Subject: Re: BSD Authentication
To: Simon J. Gerraty <sjg@crufty.net>
From: Peter Seebach <seebs@plethora.net>
List: current-users
Date: 08/28/2003 03:36:19
In message <20030828082927.96617A60C@zen.crufty.net>, Simon J. Gerraty writes:
>login, sshd or whatever, collect username/password hand off to radius or
>tacplus (or whatever) and get back and OK as well as the name of an account
>that actually exists in /etc/passwd that should be used (since username
>does not exist outside of the radius server).
Okay, I'm a bit confused here.
>Oh, and whether _you_ have any need for that functionaility isn't relevant.
>No one is asking you to use it - just explain how BSD Auth can handle it.

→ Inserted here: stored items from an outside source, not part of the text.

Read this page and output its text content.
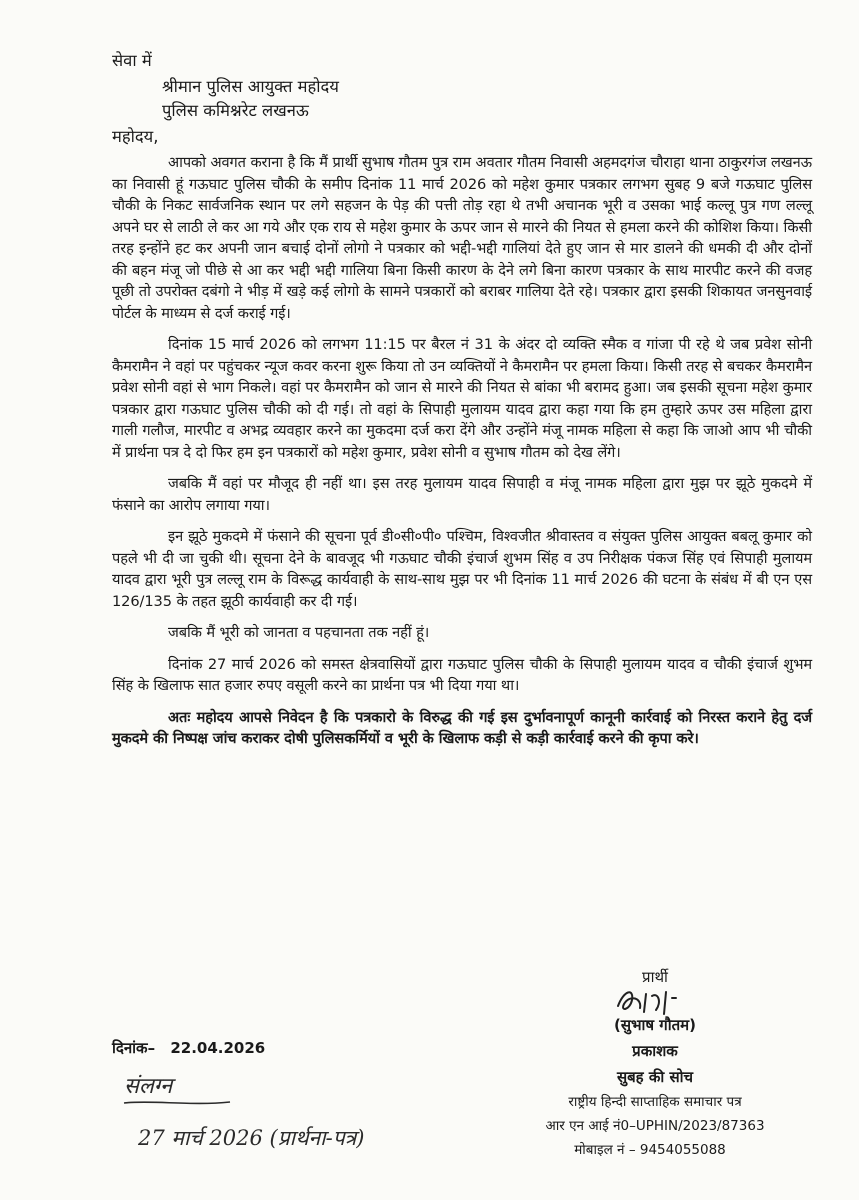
सेवा में
श्रीमान पुलिस आयुक्त महोदय
पुलिस कमिश्नरेट लखनऊ
महोदय,

आपको अवगत कराना है कि मैं प्रार्थी सुभाष गौतम पुत्र राम अवतार गौतम निवासी अहमदगंज चौराहा थाना ठाकुरगंज लखनऊ का निवासी हूं गऊघाट पुलिस चौकी के समीप दिनांक 11 मार्च 2026 को महेश कुमार पत्रकार लगभग सुबह 9 बजे गऊघाट पुलिस चौकी के निकट सार्वजनिक स्थान पर लगे सहजन के पेड़ की पत्ती तोड़ रहा थे तभी अचानक भूरी व उसका भाई कल्लू पुत्र गण लल्लू अपने घर से लाठी ले कर आ गये और एक राय से महेश कुमार के ऊपर जान से मारने की नियत से हमला करने की कोशिश किया। किसी तरह इन्होंने हट कर अपनी जान बचाई दोनों लोगो ने पत्रकार को भद्दी-भद्दी गालियां देते हुए जान से मार डालने की धमकी दी और दोनों की बहन मंजू जो पीछे से आ कर भद्दी भद्दी गालिया बिना किसी कारण के देने लगे बिना कारण पत्रकार के साथ मारपीट करने की वजह पूछी तो उपरोक्त दबंगो ने भीड़ में खड़े कई लोगो के सामने पत्रकारों को बराबर गालिया देते रहे। पत्रकार द्वारा इसकी शिकायत जनसुनवाई पोर्टल के माध्यम से दर्ज कराई गई।

दिनांक 15 मार्च 2026 को लगभग 11:15 पर बैरल नं 31 के अंदर दो व्यक्ति स्मैक व गांजा पी रहे थे जब प्रवेश सोनी कैमरामैन ने वहां पर पहुंचकर न्यूज कवर करना शुरू किया तो उन व्यक्तियों ने कैमरामैन पर हमला किया। किसी तरह से बचकर कैमरामैन प्रवेश सोनी वहां से भाग निकले। वहां पर कैमरामैन को जान से मारने की नियत से बांका भी बरामद हुआ। जब इसकी सूचना महेश कुमार पत्रकार द्वारा गऊघाट पुलिस चौकी को दी गई। तो वहां के सिपाही मुलायम यादव द्वारा कहा गया कि हम तुम्हारे ऊपर उस महिला द्वारा गाली गलौज, मारपीट व अभद्र व्यवहार करने का मुकदमा दर्ज करा देंगे और उन्होंने मंजू नामक महिला से कहा कि जाओ आप भी चौकी में प्रार्थना पत्र दे दो फिर हम इन पत्रकारों को महेश कुमार, प्रवेश सोनी व सुभाष गौतम को देख लेंगे।

जबकि मैं वहां पर मौजूद ही नहीं था। इस तरह मुलायम यादव सिपाही व मंजू नामक महिला द्वारा मुझ पर झूठे मुकदमे में फंसाने का आरोप लगाया गया।

इन झूठे मुकदमे में फंसाने की सूचना पूर्व डी०सी०पी० पश्चिम, विश्वजीत श्रीवास्तव व संयुक्त पुलिस आयुक्त बबलू कुमार को पहले भी दी जा चुकी थी। सूचना देने के बावजूद भी गऊघाट चौकी इंचार्ज शुभम सिंह व उप निरीक्षक पंकज सिंह एवं सिपाही मुलायम यादव द्वारा भूरी पुत्र लल्लू राम के विरूद्ध कार्यवाही के साथ-साथ मुझ पर भी दिनांक 11 मार्च 2026 की घटना के संबंध में बी एन एस 126/135 के तहत झूठी कार्यवाही कर दी गई।

जबकि मैं भूरी को जानता व पहचानता तक नहीं हूं।

दिनांक 27 मार्च 2026 को समस्त क्षेत्रवासियों द्वारा गऊघाट पुलिस चौकी के सिपाही मुलायम यादव व चौकी इंचार्ज शुभम सिंह के खिलाफ सात हजार रुपए वसूली करने का प्रार्थना पत्र भी दिया गया था।

अतः महोदय आपसे निवेदन है कि पत्रकारो के विरुद्ध की गई इस दुर्भावनापूर्ण कानूनी कार्रवाई को निरस्त कराने हेतु दर्ज मुकदमे की निष्पक्ष जांच कराकर दोषी पुलिसकर्मियों व भूरी के खिलाफ कड़ी से कड़ी कार्रवाई करने की कृपा करे।

प्रार्थी
(सुभाष गौतम)
प्रकाशक
सुबह की सोच
राष्ट्रीय हिन्दी साप्ताहिक समाचार पत्र
आर एन आई नं0–UPHIN/2023/87363
मोबाइल नं – 9454055088
दिनांक– 22.04.2026
संलग्न
27 मार्च 2026 (प्रार्थना-पत्र)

>Some of us would like to keep this a useful discussion.
>And finally yes, its a real world requirement - ask anyone who
>manages more than a few hundred routers.
Hmm. I'm confused; which machine is *actually* running the login process?

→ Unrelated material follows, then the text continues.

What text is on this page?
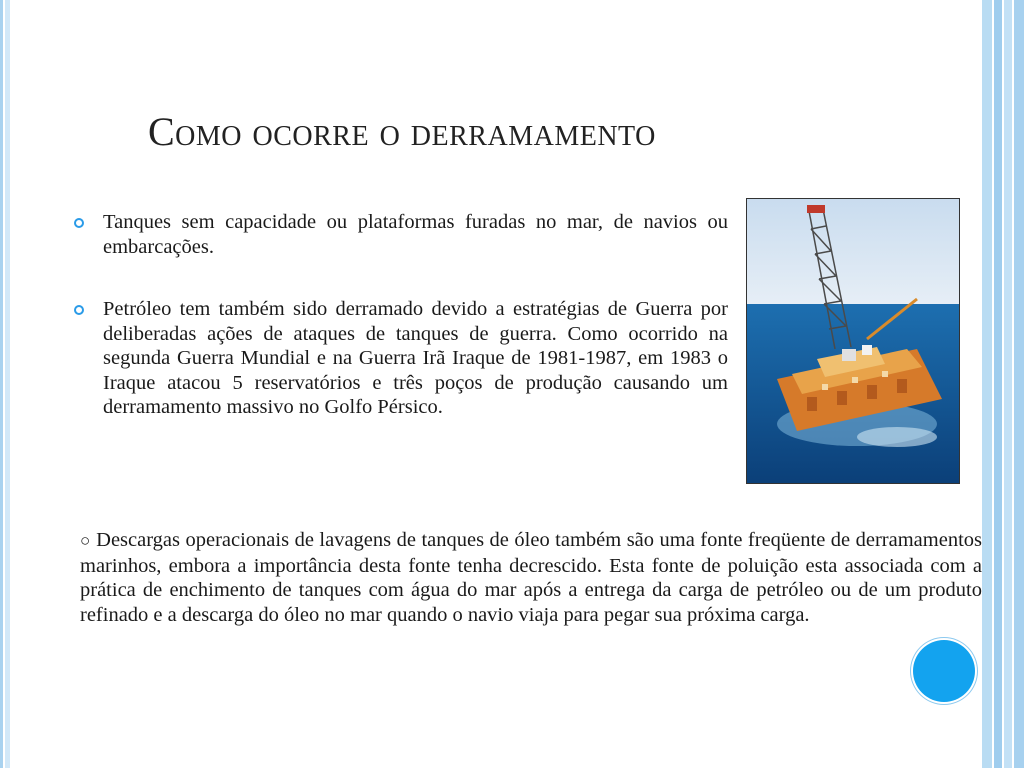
Como ocorre o derramamento
Tanques sem capacidade ou plataformas furadas no mar, de navios ou embarcações.
Petróleo tem também sido derramado devido a estratégias de Guerra por deliberadas ações de ataques de tanques de guerra. Como ocorrido na segunda Guerra Mundial e na Guerra Irã Iraque de 1981-1987, em 1983 o Iraque atacou 5 reservatórios e três poços de produção causando um derramamento massivo no Golfo Pérsico.

○ Descargas operacionais de lavagens de tanques de óleo também são uma fonte freqüente de derramamentos marinhos, embora a importância desta fonte tenha decrescido. Esta fonte de poluição esta associada com a prática de enchimento de tanques com água do mar após a entrega da carga de petróleo ou de um produto refinado e a descarga do óleo no mar quando o navio viaja para pegar sua próxima carga.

I guess I'm not understanding who needs to authenticate what.
Is the intent here that I get a login prompt, and I *might* log in as a real
user, but I *might* log in as someone else, or is it that I will *always*
log in as "a radius user"?
BSD Auth has no problem at all authorizing people who aren't in /etc/passwd.
If you tell radiusd to authenticate using the login_gzornenplatz, then it'll
do whatever that does, whether or not the user exists in /etc/passwd.